Per dirla in un altro modo, le sezioni cittadine leghiste pretendono di essere considerate per quelle che sono in forza della maggioranza relativa dei voti. Almeno fino a prova contraria delle urne. Dalle quali, il 20 e 21 settembre, usciranno indicazioni precise sui rapporti di forza. Luino, è vero, non è il test più significativo del Varesotto, ma saranno comunque apprezzabili i suoi risultati complessivi se comparati e aggiunti a quanto accadrà a Somma Lombardo, Saronno e, pur fuori provincia, nelle vicina Legnano.

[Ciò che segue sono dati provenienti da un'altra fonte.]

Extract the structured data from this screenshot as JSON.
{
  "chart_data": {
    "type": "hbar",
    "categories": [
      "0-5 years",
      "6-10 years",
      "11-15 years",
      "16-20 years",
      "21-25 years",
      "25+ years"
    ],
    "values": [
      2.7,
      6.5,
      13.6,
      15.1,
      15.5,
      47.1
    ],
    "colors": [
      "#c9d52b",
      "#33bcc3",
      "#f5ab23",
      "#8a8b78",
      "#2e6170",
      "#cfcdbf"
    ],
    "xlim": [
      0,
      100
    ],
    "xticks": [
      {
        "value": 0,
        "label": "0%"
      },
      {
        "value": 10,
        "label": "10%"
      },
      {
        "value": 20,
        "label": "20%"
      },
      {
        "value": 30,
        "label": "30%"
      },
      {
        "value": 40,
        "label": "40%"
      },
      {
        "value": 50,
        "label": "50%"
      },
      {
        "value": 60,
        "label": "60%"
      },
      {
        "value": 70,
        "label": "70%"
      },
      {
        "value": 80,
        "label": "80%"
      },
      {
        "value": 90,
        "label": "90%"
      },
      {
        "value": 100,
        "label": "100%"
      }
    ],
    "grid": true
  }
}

La lettura degli esiti elettorali fornirà indicazioni esatte per l’anno prossimo, quando si voterà a Varese, Gallarate e Busto Arsizio. Senza dimenticare il passaggio elettorale, probabilmente entro dicembre, per Villa Recalcati, dove il voto di secondo livello (si esprimono soltanto gli eletti nei Comuni) potrebbe riservare ampie sorprese. Nel conteggio finale vanno aggiunte le liste civiche, che si agitano un po’ dappertutto, anch’esse con velleità di condizionare gli schieramenti e con l’idea di fungere da ago della bilancia. Liste civiche formate in buona parte da fuoriusciti dai partiti, politici delusi dalle loro esperienze e che, con la scusa di “non riconoscersi più in questa politica”, indossano la casacca civica. Una finta casacca, possiamo dire, perché rimangono tutti a fare politica prendendola semplicemente da un’altra parte.

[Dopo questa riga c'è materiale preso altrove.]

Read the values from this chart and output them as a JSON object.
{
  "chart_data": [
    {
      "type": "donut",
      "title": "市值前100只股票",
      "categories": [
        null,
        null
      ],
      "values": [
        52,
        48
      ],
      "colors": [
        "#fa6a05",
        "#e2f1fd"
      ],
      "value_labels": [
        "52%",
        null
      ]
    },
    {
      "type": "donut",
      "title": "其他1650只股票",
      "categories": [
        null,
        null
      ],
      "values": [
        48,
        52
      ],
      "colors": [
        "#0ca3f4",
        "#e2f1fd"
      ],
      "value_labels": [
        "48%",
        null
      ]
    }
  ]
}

Lasciamo correre. Il centrodestra varesino deve insomma trovare una vera unità, riuscendo a superare in primis i personalismi che finiscono per mortificarlo. E coi personalismi le aspettative, più o meno legittime, dei partiti. Non sempre e non tutti coerenti con i loro presupposti ideologici (liste civiche) e in alcuni casi spiazzati da situazioni contingenti, che ne hanno ridotto autorevolezza e capacità di interlocuzione. Vedi Forza Italia. Per quanto riguarda Fratelli d’Italia molto dipenderà dagli sbocchi elettorali di settembre, in sede locale ma anche e soprattutto nelle Regioni in cui si vota. Un successo alle urne di FdI, come indicano i sondaggi, significherebbe ridiscutere gli equilibri anche a Varese e provincia.

Lo scenario a centrodestra dovrebbe in teoria favorire i partiti di sinistra. Che però non danno la sensazione di marciare compatti. L’esempio scellerato di Legnano (tutti divisi alla meta) è un potente regalo ai loro avversari. Tanto più in un territorio che guarda da sempre alla sinistra con evidente fastidio, nonostante i segnali che arrivano dalle valli del Luinese e che, perlomeno sulla carta, dovrebbero annunciare sconquassi che, alla fine, non ci saranno. Per un motivo: le decisioni per il futuro politico del Varesotto e delle sue città si prendono e si prenderanno altrove. Piaccia oppure no.